11月10日、メイ英首相は有権者を間違った方向に導くのをやめ、英国がEUからの離脱(ブレグジット)交渉の破棄を一方的に決断すれば、ブレグジットは回避可能になると認めるべきだと、リスボン条約第50条の起草に関わったジョン・カー元英駐EU大使は語った。写真はブレグジットに抗議する人。ブリュッセルで10月撮影(2017年 ロイター/Francois Lenoir)

[ロンドン 10日 ロイター] - メイ英首相は有権者を間違った方向に導くのをやめ、英国が欧州連合(EU)からの離脱(ブレグジット)交渉の破棄を一方的に決断すれば、ブレグジットは回避可能になると認めるべきだと、リスボン条約第50条の起草に関わったジョン・カー元英駐EU大使は10日語った。

 今年3月29日に同条約第50条を発動し、EUに離脱すると正式に通知したメイ首相は、ブレグジットを阻止しようとする議会内のいかなる試みも許さないと明言している。

ジョン・カー元英駐EU大使。ロンドンで撮影(2017年 ロイター/Simon Dawson)

 50条を発動して、メイ首相は2年間の離脱プロセスを始動させた。これまでのところ、離脱交渉は好調とは言えない。賭けに出たメイ首相は6月、解散総選挙を実施したが、自身が率いる与党保守党は過半数を割り込んだ。

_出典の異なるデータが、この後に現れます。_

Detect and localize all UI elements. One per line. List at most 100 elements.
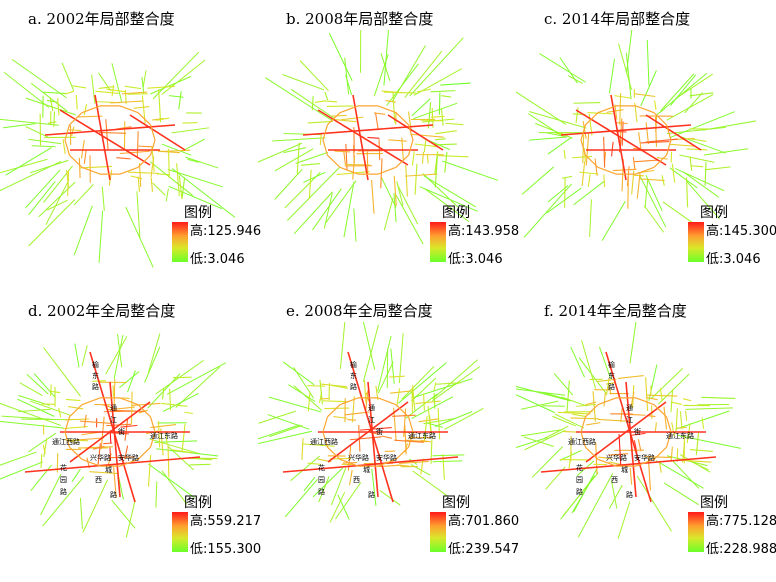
road-segment — [686, 411, 687, 421]
road-segment — [618, 502, 630, 539]
road-segment — [579, 172, 598, 174]
road-segment — [397, 388, 400, 406]
road-segment — [83, 480, 108, 533]
road-segment — [638, 439, 640, 451]
ring-road — [151, 417, 155, 432]
road-segment — [162, 144, 191, 155]
road-segment — [296, 152, 328, 163]
road-segment — [350, 470, 353, 485]
road-segment — [641, 142, 670, 143]
road-segment — [433, 455, 465, 456]
street-label: 城 — [363, 466, 370, 474]
road-segment — [434, 382, 436, 390]
road-segment — [347, 420, 356, 421]
road-segment — [325, 92, 328, 100]
road-segment — [516, 388, 565, 395]
road-segment — [428, 155, 429, 163]
road-segment — [0, 462, 43, 482]
road-segment — [269, 397, 321, 412]
road-segment — [410, 134, 443, 137]
street-label: 通 — [626, 403, 633, 412]
road-segment — [611, 481, 616, 509]
road-segment — [26, 127, 50, 138]
street-label: 通江西路 — [52, 437, 80, 446]
road-segment — [675, 169, 724, 191]
road-segment — [679, 155, 714, 162]
road-segment — [410, 38, 464, 96]
road-segment — [672, 461, 698, 489]
road-segment — [579, 358, 607, 395]
road-segment — [51, 384, 52, 396]
road-segment — [189, 464, 210, 465]
road-segment — [413, 103, 457, 119]
panel-title: f. 2014年全局整合度 — [544, 300, 687, 321]
road-segment — [99, 87, 115, 89]
road-segment — [99, 211, 103, 263]
street-label: 东 — [608, 371, 615, 380]
ring-road — [636, 106, 654, 113]
road-segment — [645, 180, 648, 208]
legend-color-ramp — [172, 222, 188, 262]
panel-title: b. 2008年局部整合度 — [286, 8, 433, 29]
street-label: 江 — [368, 416, 375, 424]
street-label: 兴华路 — [90, 453, 111, 462]
road-segment — [626, 53, 631, 99]
road-segment — [76, 95, 77, 109]
road-segment — [633, 157, 635, 170]
legend-color-ramp — [688, 222, 704, 262]
road-segment — [163, 393, 199, 411]
road-segment — [329, 33, 352, 81]
road-segment — [690, 157, 692, 171]
main-road — [25, 457, 200, 472]
road-segment — [602, 201, 625, 241]
road-segment — [185, 157, 218, 168]
street-label: 通江西路 — [568, 437, 596, 446]
map-panel: f. 2014年全局整合度榆东路通江街通江西路兴华路安华路通江东路花园路西城路图… — [516, 292, 766, 582]
road-segment — [153, 183, 166, 195]
road-segment — [155, 441, 198, 443]
street-label: 园 — [318, 476, 325, 484]
road-segment — [655, 422, 656, 431]
road-segment — [285, 479, 317, 517]
road-segment — [671, 402, 682, 404]
road-segment — [389, 376, 405, 377]
street-label: 花 — [60, 463, 67, 472]
road-segment — [153, 52, 199, 99]
road-segment — [435, 144, 457, 145]
road-segment — [120, 425, 137, 427]
road-segment — [128, 371, 136, 393]
road-segment — [125, 86, 141, 88]
street-label: 花 — [318, 463, 325, 472]
road-segment — [588, 174, 590, 187]
road-segment — [384, 30, 389, 86]
road-segment — [0, 452, 36, 471]
road-segment — [683, 172, 719, 198]
road-segment — [696, 432, 698, 455]
road-segment — [564, 150, 565, 159]
road-segment — [412, 151, 414, 165]
road-segment — [388, 140, 406, 141]
panel-title: a. 2002年局部整合度 — [28, 8, 175, 29]
road-segment — [671, 447, 672, 462]
road-segment — [82, 345, 87, 366]
road-segment — [384, 198, 393, 230]
road-segment — [406, 165, 408, 196]
legend-high-value: 高:145.300 — [706, 220, 776, 239]
street-label: 路 — [92, 382, 99, 391]
road-segment — [671, 75, 696, 106]
legend-title: 图例 — [700, 492, 728, 512]
road-segment — [72, 86, 86, 88]
main-road — [303, 125, 433, 135]
road-segment — [94, 404, 110, 405]
ring-road — [585, 405, 597, 417]
street-label: 街 — [118, 427, 125, 436]
road-segment — [392, 415, 416, 416]
road-segment — [168, 149, 169, 178]
road-segment — [350, 437, 382, 440]
road-segment — [309, 170, 311, 199]
road-segment — [438, 408, 440, 439]
road-segment — [0, 421, 63, 428]
road-segment — [74, 206, 92, 255]
road-segment — [567, 381, 569, 412]
road-segment — [412, 379, 473, 398]
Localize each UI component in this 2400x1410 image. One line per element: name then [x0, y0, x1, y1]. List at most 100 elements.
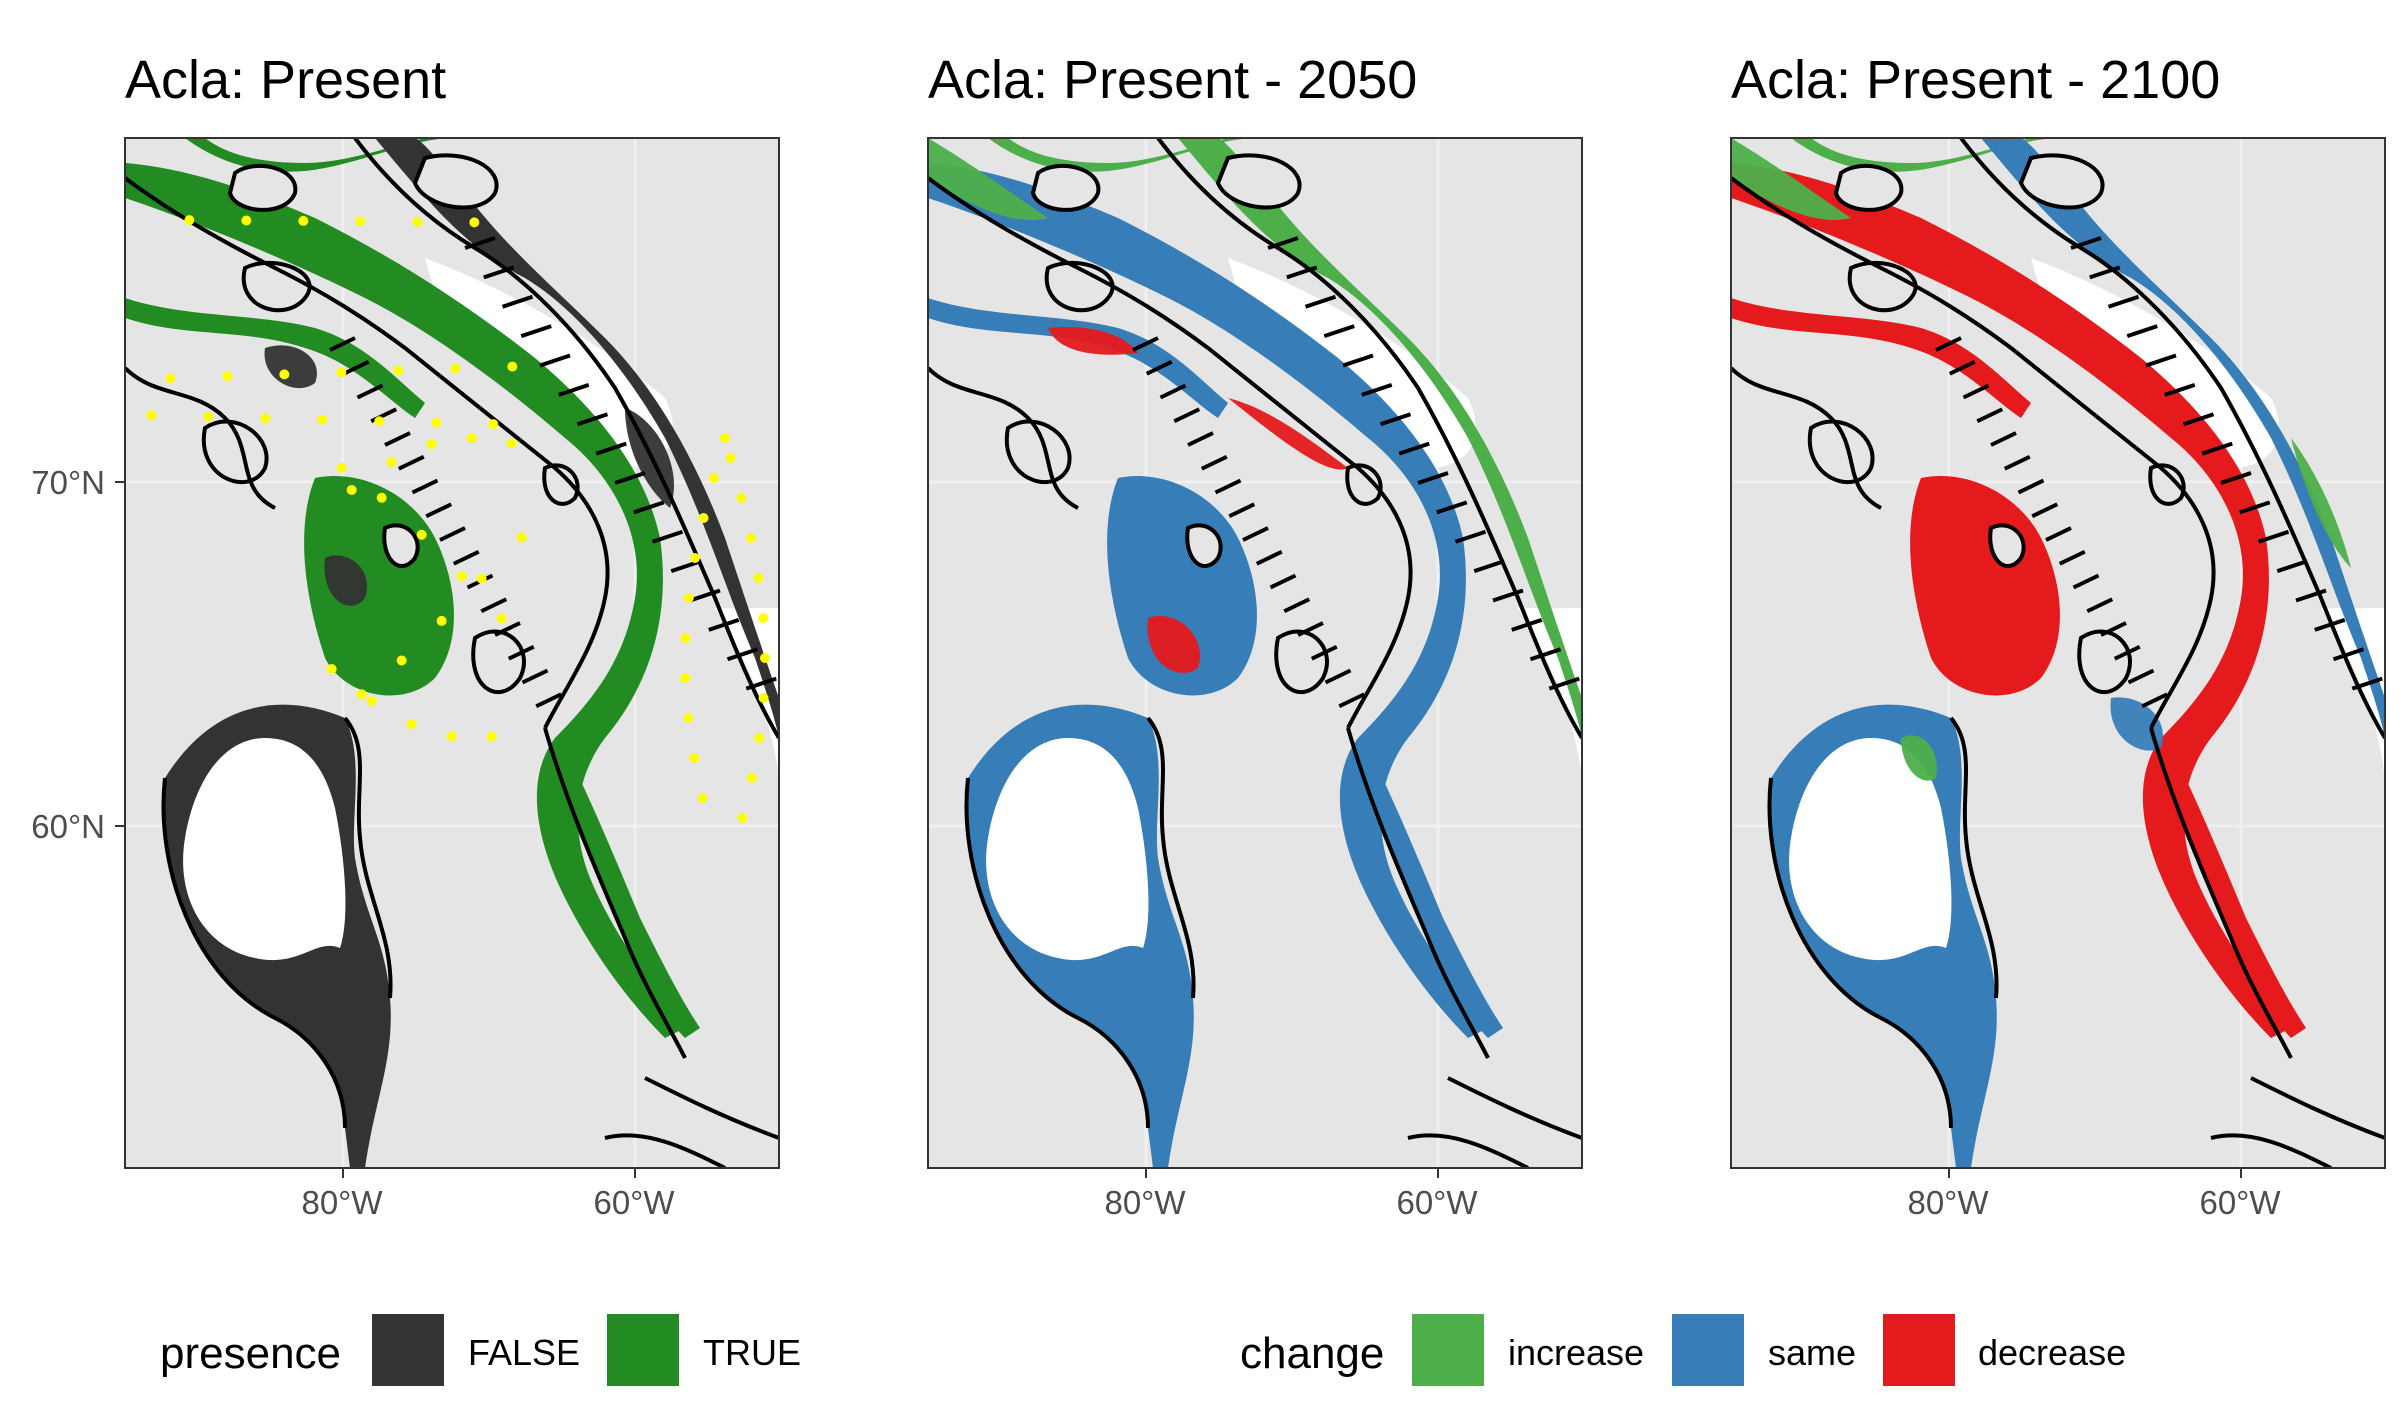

「離脱交渉が進む間、英国はまだEUの一員だ。和解は可能だ」と、1990年から95年まで英EU大使を務めたカー氏はロンドンで行ったスピーチで強調した。

「離脱プロセスのどの段階でも変更はできる」とし、リスボン条約第50条の法的義務は英国に誤って伝えられていたと同氏は指摘。「英国民は誤って導かれるべきではない、ということを知る権利がある」と述べた。